Final Draft: collected work of David Carr.  I’m only a few articles into this but really liking it.  He is in recovery and starts off with stories about other people in recovery.  I think he does an excellent job of laying out the story he is telling in a very engaging way.

God knows where I came up with this next book:
And I’d do it Again by Aimee Crocker (1936). Aimee, born Amy, was an hierus to a San Francisco transcontinental rail fortune. She married over and over. Traveled all around the world, especially to Asia. And wrote this tell all book to be sure you knew she had had a good time. It is not deep but I am enjoying it.

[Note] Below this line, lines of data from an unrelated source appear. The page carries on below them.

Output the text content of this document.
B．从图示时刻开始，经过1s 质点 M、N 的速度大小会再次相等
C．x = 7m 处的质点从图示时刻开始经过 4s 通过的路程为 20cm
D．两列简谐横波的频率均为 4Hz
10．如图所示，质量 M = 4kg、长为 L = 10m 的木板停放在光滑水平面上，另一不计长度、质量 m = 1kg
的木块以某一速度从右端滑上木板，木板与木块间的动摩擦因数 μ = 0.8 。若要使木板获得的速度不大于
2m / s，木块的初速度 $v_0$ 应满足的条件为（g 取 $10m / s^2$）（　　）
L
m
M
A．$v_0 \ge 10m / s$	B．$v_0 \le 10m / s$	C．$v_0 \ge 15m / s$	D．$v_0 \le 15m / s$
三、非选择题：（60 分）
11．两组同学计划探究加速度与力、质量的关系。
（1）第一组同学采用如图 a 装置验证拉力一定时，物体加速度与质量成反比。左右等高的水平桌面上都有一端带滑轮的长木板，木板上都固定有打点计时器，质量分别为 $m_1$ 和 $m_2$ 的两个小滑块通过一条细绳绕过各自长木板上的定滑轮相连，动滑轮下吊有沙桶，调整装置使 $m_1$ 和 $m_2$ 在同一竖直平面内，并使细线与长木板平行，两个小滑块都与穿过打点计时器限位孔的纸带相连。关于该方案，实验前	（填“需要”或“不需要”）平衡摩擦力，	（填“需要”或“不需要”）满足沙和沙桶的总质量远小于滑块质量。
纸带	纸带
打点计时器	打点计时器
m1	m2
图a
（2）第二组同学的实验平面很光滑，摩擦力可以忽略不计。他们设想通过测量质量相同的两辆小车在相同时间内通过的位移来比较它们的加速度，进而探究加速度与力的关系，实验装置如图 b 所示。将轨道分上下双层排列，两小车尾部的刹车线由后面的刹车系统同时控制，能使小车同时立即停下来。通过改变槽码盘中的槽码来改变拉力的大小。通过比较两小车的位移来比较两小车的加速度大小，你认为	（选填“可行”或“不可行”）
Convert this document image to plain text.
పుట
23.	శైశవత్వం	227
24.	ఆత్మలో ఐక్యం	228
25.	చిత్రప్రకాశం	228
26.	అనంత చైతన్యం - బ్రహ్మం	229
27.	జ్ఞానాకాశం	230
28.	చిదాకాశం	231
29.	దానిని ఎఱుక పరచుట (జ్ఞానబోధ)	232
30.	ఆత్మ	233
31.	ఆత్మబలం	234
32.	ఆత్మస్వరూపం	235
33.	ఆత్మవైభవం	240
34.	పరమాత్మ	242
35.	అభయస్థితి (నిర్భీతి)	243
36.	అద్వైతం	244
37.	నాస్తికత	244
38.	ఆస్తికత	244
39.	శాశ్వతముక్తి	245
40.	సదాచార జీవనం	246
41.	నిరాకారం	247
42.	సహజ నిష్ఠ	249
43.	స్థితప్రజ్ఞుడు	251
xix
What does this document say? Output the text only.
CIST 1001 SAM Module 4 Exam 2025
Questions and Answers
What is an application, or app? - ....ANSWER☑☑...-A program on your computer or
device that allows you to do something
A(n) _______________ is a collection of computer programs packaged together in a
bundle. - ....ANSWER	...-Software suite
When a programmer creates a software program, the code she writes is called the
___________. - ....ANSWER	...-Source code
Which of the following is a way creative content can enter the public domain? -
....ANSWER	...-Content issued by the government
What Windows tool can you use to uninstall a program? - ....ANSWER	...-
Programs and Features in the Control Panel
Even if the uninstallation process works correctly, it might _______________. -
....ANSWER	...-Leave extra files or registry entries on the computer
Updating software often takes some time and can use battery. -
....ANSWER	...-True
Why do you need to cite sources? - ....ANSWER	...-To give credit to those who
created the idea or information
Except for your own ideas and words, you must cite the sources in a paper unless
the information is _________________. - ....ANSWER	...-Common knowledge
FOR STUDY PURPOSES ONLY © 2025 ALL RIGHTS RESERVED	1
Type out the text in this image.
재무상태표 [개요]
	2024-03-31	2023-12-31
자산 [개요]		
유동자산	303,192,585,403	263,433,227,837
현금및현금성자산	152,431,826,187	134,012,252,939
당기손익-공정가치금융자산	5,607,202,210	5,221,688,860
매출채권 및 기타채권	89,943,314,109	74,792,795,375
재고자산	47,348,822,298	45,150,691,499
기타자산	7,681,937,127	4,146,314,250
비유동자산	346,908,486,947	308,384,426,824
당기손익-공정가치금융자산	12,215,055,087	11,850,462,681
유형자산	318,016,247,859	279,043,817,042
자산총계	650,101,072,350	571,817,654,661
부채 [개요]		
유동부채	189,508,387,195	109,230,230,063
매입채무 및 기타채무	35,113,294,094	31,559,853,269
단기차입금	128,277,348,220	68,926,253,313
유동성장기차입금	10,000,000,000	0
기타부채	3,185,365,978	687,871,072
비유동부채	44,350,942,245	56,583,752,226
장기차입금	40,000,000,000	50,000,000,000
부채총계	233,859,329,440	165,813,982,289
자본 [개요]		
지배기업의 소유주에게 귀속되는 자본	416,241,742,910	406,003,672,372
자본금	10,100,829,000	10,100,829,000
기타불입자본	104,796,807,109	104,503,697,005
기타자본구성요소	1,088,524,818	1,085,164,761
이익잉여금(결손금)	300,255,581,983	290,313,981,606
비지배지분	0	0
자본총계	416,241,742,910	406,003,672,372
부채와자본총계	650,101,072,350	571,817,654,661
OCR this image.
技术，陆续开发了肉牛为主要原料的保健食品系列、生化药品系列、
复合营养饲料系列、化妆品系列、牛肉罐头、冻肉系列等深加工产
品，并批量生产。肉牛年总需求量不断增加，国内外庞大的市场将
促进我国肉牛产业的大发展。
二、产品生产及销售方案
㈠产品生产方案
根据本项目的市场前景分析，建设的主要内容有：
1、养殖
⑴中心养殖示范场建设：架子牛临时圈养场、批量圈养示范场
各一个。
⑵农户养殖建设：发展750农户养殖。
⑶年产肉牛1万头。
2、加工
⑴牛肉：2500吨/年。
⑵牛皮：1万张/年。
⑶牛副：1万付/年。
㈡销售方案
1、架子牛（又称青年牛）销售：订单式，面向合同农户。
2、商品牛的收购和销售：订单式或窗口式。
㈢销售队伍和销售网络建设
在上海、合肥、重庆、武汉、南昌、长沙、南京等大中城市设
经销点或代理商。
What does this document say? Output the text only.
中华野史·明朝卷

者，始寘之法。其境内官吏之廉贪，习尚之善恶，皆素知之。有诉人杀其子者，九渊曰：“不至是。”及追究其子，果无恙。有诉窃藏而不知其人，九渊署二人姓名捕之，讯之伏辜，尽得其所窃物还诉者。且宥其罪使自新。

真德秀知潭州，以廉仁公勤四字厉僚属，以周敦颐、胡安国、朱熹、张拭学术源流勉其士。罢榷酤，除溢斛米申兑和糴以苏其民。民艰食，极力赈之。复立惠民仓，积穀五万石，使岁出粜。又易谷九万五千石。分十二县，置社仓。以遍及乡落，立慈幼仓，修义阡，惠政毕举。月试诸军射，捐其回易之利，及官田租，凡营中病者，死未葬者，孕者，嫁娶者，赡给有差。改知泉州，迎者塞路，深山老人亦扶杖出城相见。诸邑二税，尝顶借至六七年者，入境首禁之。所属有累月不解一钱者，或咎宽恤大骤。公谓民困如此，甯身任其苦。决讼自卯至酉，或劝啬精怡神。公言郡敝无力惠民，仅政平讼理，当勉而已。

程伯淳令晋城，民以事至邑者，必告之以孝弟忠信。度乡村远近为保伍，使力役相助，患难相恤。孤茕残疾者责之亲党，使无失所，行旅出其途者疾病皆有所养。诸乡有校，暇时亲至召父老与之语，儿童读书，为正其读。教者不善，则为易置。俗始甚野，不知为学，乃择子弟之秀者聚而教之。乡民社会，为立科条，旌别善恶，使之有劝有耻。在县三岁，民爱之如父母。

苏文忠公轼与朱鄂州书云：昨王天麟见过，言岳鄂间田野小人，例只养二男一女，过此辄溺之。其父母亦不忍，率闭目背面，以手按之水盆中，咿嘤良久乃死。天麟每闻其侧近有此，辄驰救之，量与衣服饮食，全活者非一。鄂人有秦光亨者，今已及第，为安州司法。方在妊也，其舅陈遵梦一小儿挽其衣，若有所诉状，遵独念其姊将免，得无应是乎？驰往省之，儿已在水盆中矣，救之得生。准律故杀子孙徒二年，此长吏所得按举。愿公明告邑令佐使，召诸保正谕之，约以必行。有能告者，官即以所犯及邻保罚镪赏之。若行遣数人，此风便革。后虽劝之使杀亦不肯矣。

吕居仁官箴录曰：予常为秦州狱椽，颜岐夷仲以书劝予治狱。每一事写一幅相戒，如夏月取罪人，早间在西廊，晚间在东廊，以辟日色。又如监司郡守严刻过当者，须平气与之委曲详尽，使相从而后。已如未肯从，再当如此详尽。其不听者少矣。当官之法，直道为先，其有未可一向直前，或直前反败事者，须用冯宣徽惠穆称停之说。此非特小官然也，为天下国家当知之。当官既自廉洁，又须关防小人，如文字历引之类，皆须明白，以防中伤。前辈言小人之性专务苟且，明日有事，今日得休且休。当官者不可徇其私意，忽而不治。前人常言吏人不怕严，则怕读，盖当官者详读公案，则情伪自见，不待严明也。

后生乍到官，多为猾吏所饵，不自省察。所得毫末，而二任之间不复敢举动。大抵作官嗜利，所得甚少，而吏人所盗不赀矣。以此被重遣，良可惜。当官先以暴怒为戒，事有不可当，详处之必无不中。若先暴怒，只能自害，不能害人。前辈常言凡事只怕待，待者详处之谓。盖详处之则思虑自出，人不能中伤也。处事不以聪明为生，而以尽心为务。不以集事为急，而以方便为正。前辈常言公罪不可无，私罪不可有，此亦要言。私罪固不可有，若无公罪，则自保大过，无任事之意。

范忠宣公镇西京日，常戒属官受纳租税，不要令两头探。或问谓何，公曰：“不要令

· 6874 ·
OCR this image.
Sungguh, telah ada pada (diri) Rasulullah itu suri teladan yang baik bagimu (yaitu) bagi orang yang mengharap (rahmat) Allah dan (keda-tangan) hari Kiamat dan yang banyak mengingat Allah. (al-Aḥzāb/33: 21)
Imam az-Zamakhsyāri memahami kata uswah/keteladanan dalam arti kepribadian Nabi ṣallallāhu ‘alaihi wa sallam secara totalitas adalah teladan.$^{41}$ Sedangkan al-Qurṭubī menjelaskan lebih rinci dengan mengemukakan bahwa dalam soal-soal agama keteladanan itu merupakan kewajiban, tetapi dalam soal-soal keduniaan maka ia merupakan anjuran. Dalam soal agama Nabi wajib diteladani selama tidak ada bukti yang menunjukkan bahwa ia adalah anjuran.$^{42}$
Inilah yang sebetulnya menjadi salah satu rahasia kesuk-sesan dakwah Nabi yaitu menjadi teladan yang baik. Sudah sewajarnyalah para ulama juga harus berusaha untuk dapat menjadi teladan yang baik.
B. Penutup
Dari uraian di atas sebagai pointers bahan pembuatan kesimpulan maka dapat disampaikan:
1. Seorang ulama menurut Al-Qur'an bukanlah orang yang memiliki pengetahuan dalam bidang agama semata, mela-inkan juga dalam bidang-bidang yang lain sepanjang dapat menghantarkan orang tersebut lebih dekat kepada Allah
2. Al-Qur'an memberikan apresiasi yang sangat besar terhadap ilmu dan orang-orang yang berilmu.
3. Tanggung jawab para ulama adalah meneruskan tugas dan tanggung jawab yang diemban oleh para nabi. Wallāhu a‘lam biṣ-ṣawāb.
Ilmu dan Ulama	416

A Long Petal in the Sea by Isabel Allende (2020). This is fiction for our couples book club for April. The meeting will have to be by Skype! I think we have been reading a book about every month for the last 20 years with these same 4 couples. Petal started off well with fighting in the Spanish Revolution but I am a little bogged down now about page 100 out of 300. I probably have all these other books going just to have something to do to avoid this one until it picks up again. I have never heard of Isabel but it seems she has written at least 22 other books!

I ordered 2 books about the 1918 pandemic.
Flu by Gina Kolata (1999) Gina has some great stories about people trying to “FIND” the 1918 virus so the RNA? profile can be known. She writes a lot about a 1976 effort to vaccinate the US population against the swine flue. She points out that in a situation like this only the US Federal Government can take on the medical liability. In any year 1000s of people die of cancer, heart attack, stroke, flu etc and as soon as you give the population the same flu shot many of those families will sue whoever is responsible for the shot as having caused their family death. And a jury may just decide in their favor. You have a route around this problem before you start.

American Pandemic by Nancy Bristow (2012) is a little more focused on 1918. I have not gotten as far into it.